Urfa halk bu düşmanlığınız karşısında en iyi cevabı sandıklarda verecektir. Biz dün Antep'teydik, bugün geleceğimiz biliniyordu. Sabah Urfa Adliyesi önünde 128 gündür adalet nöbeti tutan Şenyaşar Ailesini gözaltına aldılar. Bugün onları ziyaret etme ihtimalinden dolayı Şenyaşar Ailesi’ni gözaltına aldılar. Bu ahlaksızlığı, hukuksuzluğu bugün bir kez daha şiddetle ve nefretle kınıyoruz. Yapılması gereken, Şenyaşar Ailesi'ni gözaltına almak değil, onların adalet çığlığına haykırışına kulak vermektir. AKP hükümeti bir kez daha bu vicdansızlığını ortaya koydu. Şenyaşar ailesinin adalet çağrılarına karşılık olarak onları bir kez daha gözaltına aldılar. Onları ziyaretimiz elbette önemlidir. Ama biz bugün ziyaret ihtimaline karşı gözaltına alınıyorsa, bütün Kürtler, milyonlar Şenyaşar Ailesiyle birliktedir. Onların adalet çağrısı, bizim adalet çağrımızdır. Onların yaşadığı hukuksuzluk elbette HDP’nin gündemidir. Onlar bun adalet arayışını, ancak ve ancak adaletle bitirecekler. Böyle gözaltına alarak, HDP’yi onları ziyaret etmesini engelleyerek, bu haksızlığı hukuksuzluğu ortadan kaldıramazsınız. Emine Şenyaşar annemize saygılarımızı ve sevgilerimizi gönderiyoruz.

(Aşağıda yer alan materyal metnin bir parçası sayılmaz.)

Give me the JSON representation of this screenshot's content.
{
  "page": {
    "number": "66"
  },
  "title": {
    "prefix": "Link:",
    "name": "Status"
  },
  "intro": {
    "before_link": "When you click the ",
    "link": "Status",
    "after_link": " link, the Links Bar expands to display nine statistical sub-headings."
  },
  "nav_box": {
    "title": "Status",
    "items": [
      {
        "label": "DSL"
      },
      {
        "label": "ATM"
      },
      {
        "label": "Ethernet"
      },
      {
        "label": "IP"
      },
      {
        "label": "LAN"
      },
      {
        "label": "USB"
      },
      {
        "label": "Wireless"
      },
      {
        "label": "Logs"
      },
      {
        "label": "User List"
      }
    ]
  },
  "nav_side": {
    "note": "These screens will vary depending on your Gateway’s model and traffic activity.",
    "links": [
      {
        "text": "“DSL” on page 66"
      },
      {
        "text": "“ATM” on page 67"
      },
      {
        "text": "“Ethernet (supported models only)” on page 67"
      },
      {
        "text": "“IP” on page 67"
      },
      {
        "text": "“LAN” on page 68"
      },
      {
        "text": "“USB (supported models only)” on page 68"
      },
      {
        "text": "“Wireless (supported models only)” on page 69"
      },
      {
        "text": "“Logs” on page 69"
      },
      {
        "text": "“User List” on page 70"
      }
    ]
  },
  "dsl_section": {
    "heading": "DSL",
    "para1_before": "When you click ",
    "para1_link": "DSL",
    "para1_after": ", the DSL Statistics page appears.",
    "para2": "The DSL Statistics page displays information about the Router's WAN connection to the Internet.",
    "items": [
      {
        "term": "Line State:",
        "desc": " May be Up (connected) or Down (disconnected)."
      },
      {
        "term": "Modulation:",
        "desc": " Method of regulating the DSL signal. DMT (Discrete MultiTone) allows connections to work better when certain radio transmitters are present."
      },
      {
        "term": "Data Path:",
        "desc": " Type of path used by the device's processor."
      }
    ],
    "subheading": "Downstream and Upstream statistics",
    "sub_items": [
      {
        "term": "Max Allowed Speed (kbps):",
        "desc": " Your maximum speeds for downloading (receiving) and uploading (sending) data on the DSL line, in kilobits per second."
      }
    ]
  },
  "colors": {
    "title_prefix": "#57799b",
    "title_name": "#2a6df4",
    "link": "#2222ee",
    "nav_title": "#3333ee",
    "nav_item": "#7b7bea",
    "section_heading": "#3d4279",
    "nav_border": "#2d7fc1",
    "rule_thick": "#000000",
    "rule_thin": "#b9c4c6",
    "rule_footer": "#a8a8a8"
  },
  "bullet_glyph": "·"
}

“AKP İLE OTURACAK TEK KÜRT YOK”

Bugün AKP’nin Kürtlere zulmü, baskısı ortadadır. Bu ülkeyi öyle bir zorbalıkla yönetiyor ki seçimlerde bir kez daha iktidara gelmeyi hedefliyorlar. Artık Türkiye halklarının ve Kürtlerin AKP’nin yalanlarına karnın tok olduğunu bir kez daha göstermenin zamanı gelmiştir. Dün Antep'te çözüm sürecinden bahsettim. Bu ülkenin çözüm sürecindeki kıymetli zamanından bahsettim. Bu açıklamaları çarpıtanlar, çözüm sürecinde bir kez daha AKP ile masaya oturmak istiyor diyenler, bugün AKP’nin zulmü karşısında, kayyımlar, cezaevinde olan milletvekillerimiz, belediye başkanlarımızın, her gün operasyonlarla yöneticilerimizin tutuklanması, hakkımızda açılan davaların, fezlekelerin, bu ülkede yapılan bütün hukuksuzlukların karşısında AKP ile masaya oturacak tek bir Kürt yoktur.

“KÜRTLER YAPILANLARI UNUTMAYACAK”

Ülkeyi anti demokratik uygulamalarla yönetenler, halkların, Kürt halkının yürüttüğü siyasetin önüne engel çıkaranlar, Kürtlerin dilini yasaklayanlar, seçilmişlerin baskı uygulayanlara, Kürtlere seçme ve seçilme hakkını çok görenler, Kürtlere adaleti, hukuk yok sayanlar, Kürt halkına her gün zulüm yapanlar iyi bilsin ki, artık son demlerini yaşıyorlar. Onlar da görüyorlar, anketlerde baş aşağı gidiyorlar. Bunun için Diyarbakır’da gidip Kürtlere göz kırpıyorlar. Sizin Diyarbakır’a, Hakkari'ye, Van’a gitmeniz, halkı barış mücadelesinde, özgürlük, demokrasi mücadelesinden aynı zamanda sizin bize uygulamış olduğu haksızlıkların unutulmasına vesile olmayacaktır. Kürtler ölene kadar bize yaptıklarınızı, Demirtaşları, Yüksekdağları cezaevinde tutmanızı, Kürtlerin iradesini gasp etmenizi asla unutmayacaktır. AKP’ye bunu bir kez daha bunu hatırlatıyoruz."